Number of distinct grids formed Let $n$ be a positive integer and let $\mathcal{G}_n$ be an $n\times n $ grid with the number $1$ written in each of its squares. In each step we multiply all entries of a row or column is multiplied by $-1$. Determine the number of distinct grids that can be formed after doing finite number of steps on $\mathcal{G}_n$. 
For $n=2$, I have got $8$ choices. Am I correct in it? In general I have no idea. Please help.
 A: Hint: If we think of the $n\times n$ grid as an $n\times n$ matrix with all entries equal to $1$, then we can view a step of scaling a row (resp. column) by multiplying on the left (resp. right) by a diagonal $n\times n$ matrix with exactly one $-1$ on the diagonal (and all other diagonal entries equal to $1$).
$2\times 2$ solution:
Following the hint, we can view $\mathcal{G}_2=\begin{bmatrix}1&1\\1&1\end{bmatrix}$ represent our grid. Then the grid $G$ where we scale, say, the first row by $-1$ can be represented as follows:
$$G=\begin{bmatrix}-1&-1\\1&1\end{bmatrix}=\begin{bmatrix}-1&0\\0&1\end{bmatrix}\mathcal{G}_2.$$
Similarly, if we then scaled the 2nd row of $G$ to get a new grid $H$, we would have
$$H=\begin{bmatrix}1&0\\0&-1\end{bmatrix}G=\begin{bmatrix}-1&0\\0&-1\end{bmatrix}\mathcal{G_2}.$$ In this way, we see any sequence of steps of scaling rows by $-1$ gives a matrix of the form $X\mathcal{G}_2$, where $X$ is of the form $$\tag{$\star$}\begin{bmatrix}\pm1&0\\0&\pm1\end{bmatrix}.$$ Likewise, scaling columns yields a matrix of the form $\mathcal G_2X$. By associativity of matrix multiplication, it doesn't matter the order of scaling rows or columns, so in general any sequence of steps yields a matrix of the form $X\mathcal G_2 Y$, where $X$ and $Y$ are of the form ($\star$). So we see there are at most $2^2*2^2$ possible grids (not illuminating in this case, but it is a reduction for $n>2$).
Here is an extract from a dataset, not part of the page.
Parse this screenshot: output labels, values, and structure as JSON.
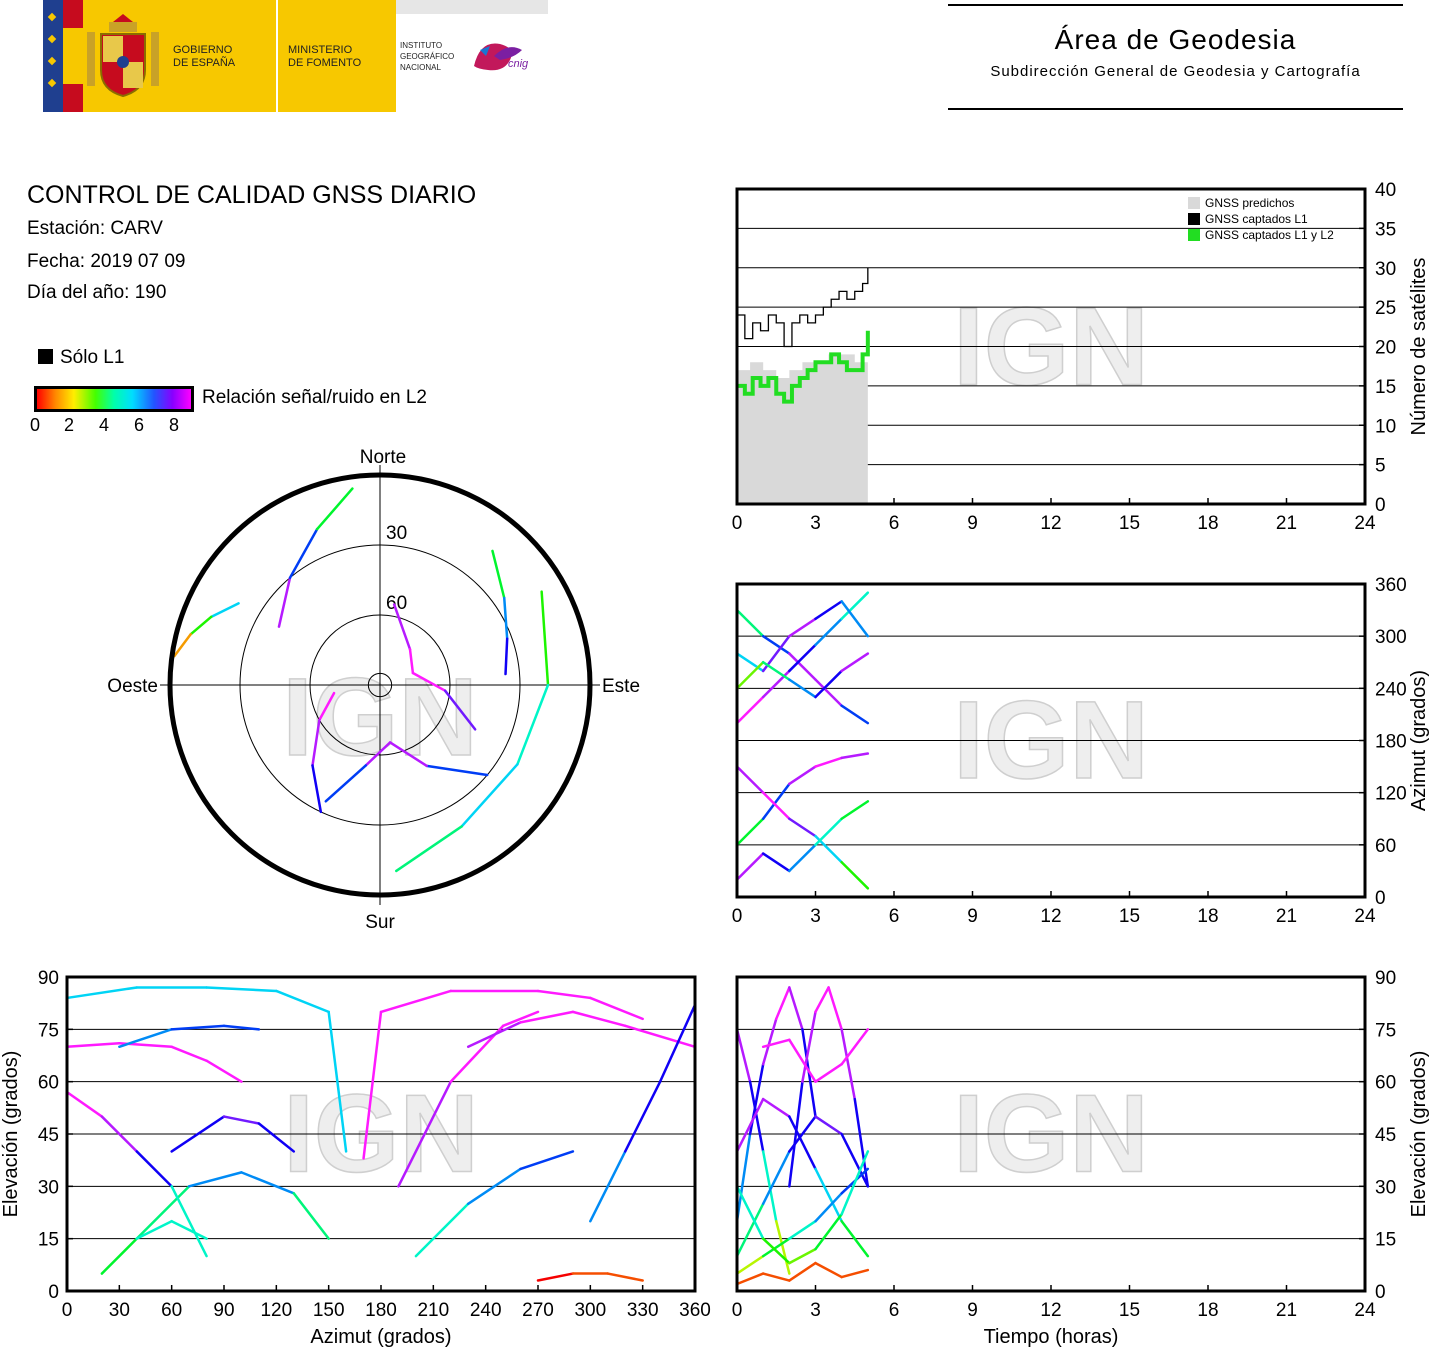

However, it may be the case that we can have $X_1,X_2,Y_1,Y_2$ such that $X_1\mathcal{G}_2Y_1=X_2\mathcal{G}_2Y_2$. Multiplying by inverses, this is equivalent to $X_1X_2\mathcal G_2 Y_2Y_1=\mathcal{G}_2$. So the question reduces to when $X\mathcal G_2 Y=\mathcal G_2$.
Well, let $X=\begin{bmatrix}a&0\\0&b\end{bmatrix}$ and $Y=\begin{bmatrix}c&0\\0&d\end{bmatrix}$ satisfy $X\mathcal G_2 Y=\mathcal G_2$. Then $$\mathcal G_2=X\mathcal G_2 Y=\begin{bmatrix}ac&ad\\bc&bd\end{bmatrix},$$
so $ac=ad=bc=bd=1$.  Since $a,b,c,d=\pm 1$, we must have $a=b=c=d=1$ or $a=b=c=d=-1$.
Therefore, we see that all grids are of the form $X\mathcal G_2Y$, and $(-X)\mathcal G_2(-Y)=X\mathcal G_2 Y$. Therefore, we see that there are $\frac{2^2*2^2}{2}=8$ possible grids.